Kürsülerden bolca ifade ettiğiniz haksızlığın karşısında susan dilsiz şeytandır hadis-i şerifin mucibince biz bu işin neresindeyiz demek lazım…
İnsan mıyız yoksa hadis-i Şerifin dediği şeytan konumuna mı düşüyoruz.
Bulunduğumuz makamlar, pozisyonlar; İnsanlığa, vatana daha ötesi İ’la-yı kelimetullah’a hizmet içindir. Bu minvalde Mücadelemiz başka amaç ve hedefler için kullanılmaz…
O etrafınızdaki şakşakçıları bir bir dağıtın, kene gibi yapışan sömüren rantçılardan kurtulun… İç siyasetimizde olan bir takım zevatlar artık dış mihrakların otobüsünden inin uçuruma gidiyorsunuz…
Samimiyetle aslımıza rücu etmemiz lazımdır ki ülkemize layıkıyla hizmetler edelim.
Atamaların ehil olanlardan olmadığı kanaatindeki şikâyetler ayyuka çıkıyor.
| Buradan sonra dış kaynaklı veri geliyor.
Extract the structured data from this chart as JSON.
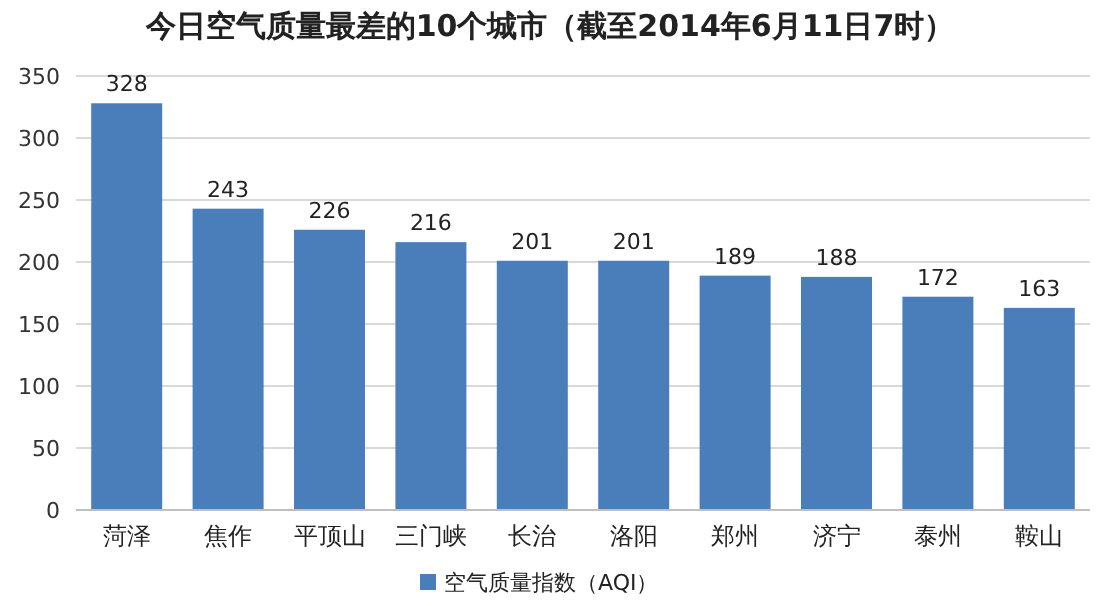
{
  "chart_data": {
    "type": "bar",
    "title": "今日空气质量最差的10个城市（截至2014年6月11日7时）",
    "categories": [
      "菏泽",
      "焦作",
      "平顶山",
      "三门峡",
      "长治",
      "洛阳",
      "郑州",
      "济宁",
      "泰州",
      "鞍山"
    ],
    "series": [
      {
        "name": "空气质量指数（AQI）",
        "color": "#4a7ebb",
        "values": [
          328,
          243,
          226,
          216,
          201,
          201,
          189,
          188,
          172,
          163
        ]
      }
    ],
    "ylim": [
      0,
      350
    ],
    "yticks": [
      0,
      50,
      100,
      150,
      200,
      250,
      300,
      350
    ],
    "grid": "y",
    "legend": "bottom",
    "data_labels": true
  }
}
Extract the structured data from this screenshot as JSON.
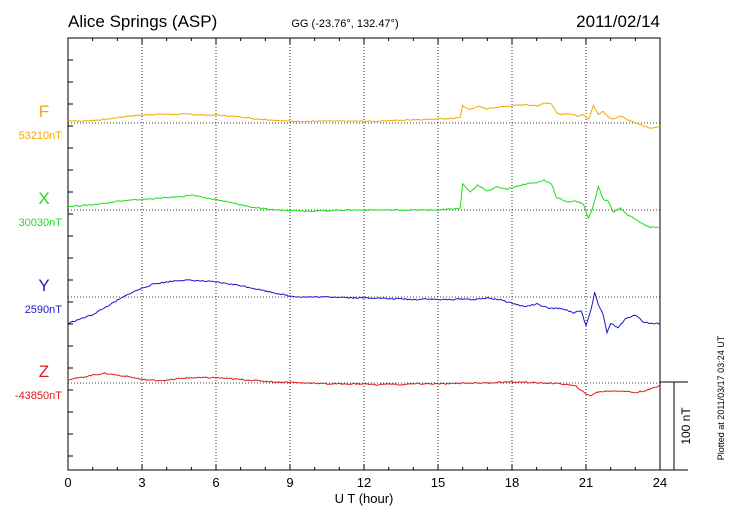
{
  "chart_data": {
    "type": "line",
    "title": "Alice Springs (ASP)",
    "subtitle": "GG (-23.76°, 132.47°)",
    "date": "2011/02/14",
    "xlabel": "U T (hour)",
    "xlim": [
      0,
      24
    ],
    "x_ticks": [
      "0",
      "3",
      "6",
      "9",
      "12",
      "15",
      "18",
      "21",
      "24"
    ],
    "scale_label": "100 nT",
    "scale_nT": 100,
    "footer": "Plotted at 2011/03/17 03:24 UT",
    "grid": true,
    "series": [
      {
        "name": "F",
        "baseline_label": "53210nT",
        "color": "#f5a800",
        "x": [
          0,
          0.5,
          1,
          1.5,
          2,
          2.5,
          3,
          3.5,
          4,
          4.5,
          5,
          5.5,
          6,
          6.5,
          7,
          7.5,
          8,
          8.5,
          9,
          9.5,
          10,
          10.5,
          11,
          11.5,
          12,
          12.5,
          13,
          13.5,
          14,
          14.5,
          15,
          15.5,
          15.9,
          16.0,
          16.3,
          16.6,
          17,
          17.4,
          17.8,
          18.2,
          18.6,
          19,
          19.3,
          19.6,
          19.8,
          20.0,
          20.3,
          20.6,
          20.9,
          21.1,
          21.3,
          21.5,
          21.7,
          21.9,
          22.1,
          22.4,
          22.7,
          23,
          23.3,
          23.6,
          24
        ],
        "y": [
          3,
          2,
          3,
          4,
          6,
          8,
          9,
          10,
          10,
          10,
          10,
          9,
          9,
          8,
          7,
          5,
          4,
          3,
          2,
          2,
          2,
          2,
          2,
          2,
          2,
          2,
          3,
          3,
          4,
          4,
          5,
          5,
          6,
          20,
          15,
          19,
          16,
          18,
          19,
          20,
          21,
          19,
          23,
          22,
          12,
          10,
          11,
          8,
          9,
          4,
          20,
          10,
          13,
          7,
          5,
          8,
          4,
          1,
          -3,
          -6,
          -4
        ]
      },
      {
        "name": "X",
        "baseline_label": "30030nT",
        "color": "#19e019",
        "x": [
          0,
          0.5,
          1,
          1.5,
          2,
          2.5,
          3,
          3.5,
          4,
          4.5,
          5,
          5.5,
          6,
          6.5,
          7,
          7.5,
          8,
          8.5,
          9,
          9.5,
          10,
          10.5,
          11,
          11.5,
          12,
          12.5,
          13,
          13.5,
          14,
          14.5,
          15,
          15.5,
          15.9,
          16.0,
          16.3,
          16.6,
          17,
          17.4,
          17.8,
          18.2,
          18.6,
          19,
          19.3,
          19.6,
          19.8,
          20.0,
          20.3,
          20.6,
          20.9,
          21.1,
          21.3,
          21.5,
          21.7,
          21.9,
          22.1,
          22.4,
          22.7,
          23,
          23.3,
          23.6,
          24
        ],
        "y": [
          4,
          5,
          6,
          8,
          10,
          11,
          12,
          13,
          14,
          15,
          17,
          14,
          12,
          9,
          6,
          3,
          1,
          0,
          0,
          -1,
          -1,
          -1,
          0,
          0,
          0,
          0,
          0,
          0,
          0,
          0,
          0,
          1,
          2,
          30,
          20,
          28,
          22,
          26,
          24,
          27,
          30,
          31,
          34,
          30,
          14,
          12,
          9,
          10,
          7,
          -10,
          5,
          27,
          12,
          10,
          -2,
          2,
          -6,
          -10,
          -16,
          -20,
          -19
        ]
      },
      {
        "name": "Y",
        "baseline_label": "2590nT",
        "color": "#1a1acc",
        "x": [
          0,
          0.5,
          1,
          1.5,
          2,
          2.5,
          3,
          3.5,
          4,
          4.5,
          5,
          5.5,
          6,
          6.5,
          7,
          7.5,
          8,
          8.5,
          9,
          9.5,
          10,
          10.5,
          11,
          11.5,
          12,
          12.5,
          13,
          13.5,
          14,
          14.5,
          15,
          15.5,
          16,
          16.5,
          17,
          17.5,
          18,
          18.5,
          19,
          19.5,
          20,
          20.5,
          20.8,
          21.0,
          21.2,
          21.35,
          21.5,
          21.7,
          21.85,
          22.0,
          22.3,
          22.6,
          23,
          23.3,
          23.6,
          24
        ],
        "y": [
          -30,
          -25,
          -20,
          -12,
          -4,
          4,
          10,
          15,
          17,
          19,
          19,
          18,
          17,
          15,
          13,
          10,
          7,
          4,
          1,
          0,
          0,
          0,
          0,
          -1,
          -1,
          -1,
          -2,
          -2,
          -3,
          -2,
          -3,
          -3,
          -2,
          -3,
          -1,
          -3,
          -7,
          -11,
          -8,
          -13,
          -13,
          -18,
          -15,
          -33,
          -15,
          5,
          -9,
          -20,
          -40,
          -30,
          -35,
          -25,
          -20,
          -28,
          -30,
          -30
        ]
      },
      {
        "name": "Z",
        "baseline_label": "-43850nT",
        "color": "#e01a1a",
        "x": [
          0,
          0.5,
          1,
          1.5,
          2,
          2.5,
          3,
          3.5,
          4,
          4.5,
          5,
          5.5,
          6,
          6.5,
          7,
          7.5,
          8,
          8.5,
          9,
          9.5,
          10,
          10.5,
          11,
          11.5,
          12,
          12.5,
          13,
          13.5,
          14,
          14.5,
          15,
          15.5,
          16,
          16.5,
          17,
          17.5,
          18,
          18.5,
          19,
          19.5,
          20,
          20.3,
          20.6,
          20.8,
          21.0,
          21.2,
          21.5,
          22,
          22.5,
          23,
          23.5,
          24
        ],
        "y": [
          4,
          6,
          9,
          11,
          9,
          7,
          4,
          3,
          3,
          5,
          6,
          6,
          6,
          5,
          4,
          3,
          2,
          1,
          1,
          0,
          0,
          -1,
          -1,
          -1,
          -1,
          -2,
          -1,
          -2,
          -1,
          -1,
          -1,
          -1,
          0,
          0,
          0,
          1,
          1,
          1,
          0,
          0,
          -1,
          -2,
          -4,
          -8,
          -13,
          -14,
          -10,
          -9,
          -9,
          -11,
          -8,
          -3
        ]
      }
    ]
  }
}
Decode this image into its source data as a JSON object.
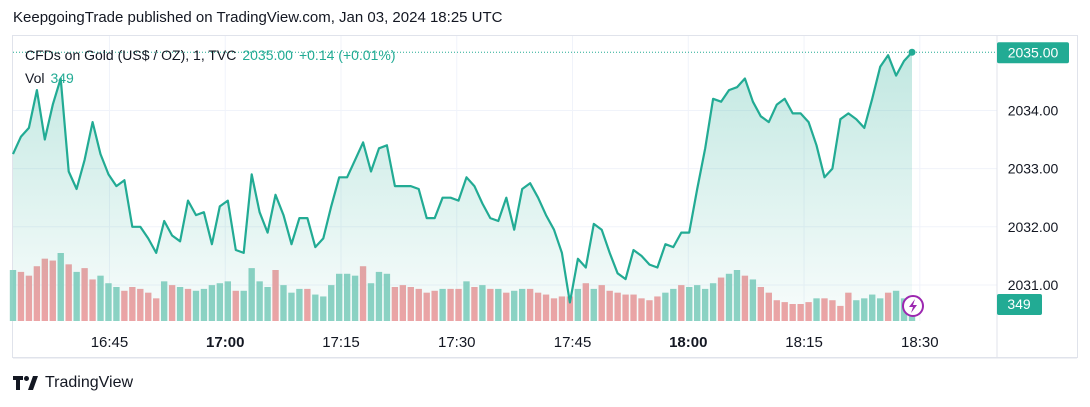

Bunu üst kademedeki atayanlardan gören duyan olmamakta mı?
Hep diyoruz ya milli-manevi duygulara haiz işin ehli idareciler ve siyasetçiler lazımdır diye.
Ama görülen odur ki hiçte öyle olmuyor…
Verilen sözlerin yerine getirilmesi elzemdir… Aksi takdirde güven ve itibar kaybedilir. Her geçen gün düşüşe geçersiniz geçmişte emsalleri yaşandı.
Gerek iktidar gerek muhalefet partilerinde bir oy kaygısı garip bir şekilde yüz göstermeye başladı…
Dik durmak doğruları söylemek ülkesine yararlı olacak işlere bende varım demekten imtina eden garip bir muhalefet var…
Hâlbuki İktidar partisini çalıştıran muhalefettir. Demek ki oy kaybetme korkusu ülkenin çıkarlarından önce geliyor… Manzara bunu göstermektedir…
Demek ki yanlış yapılan bazı işler var. Doğru yapılan samimiyet olan işlerde ve milletin takdiri olan menfaat’li konularda neden oy kaygısı yaşansın değil mi?
Sizler de yanlış yapmayın bu millet sizleri sırtında taşıdı her seçimde…
Söylemlerimize, dilimize, elimize, gönlümüze hep birlikte dikkat etmemiz önem arz eder…
Ülkesini seven dikkat etsin. Hoyratça gelecek neslimizin öz kaynaklarını tüketmeyelim. Onlara yaşanılabilir bir ülke bırakalım…
Aksi takdirde vebali ağır olur. Eğer zerre kadar âhiret korkusu olan, ülkesinin menfaat’lerini gözetirse kazanan Türkiye olur… Vesselâm.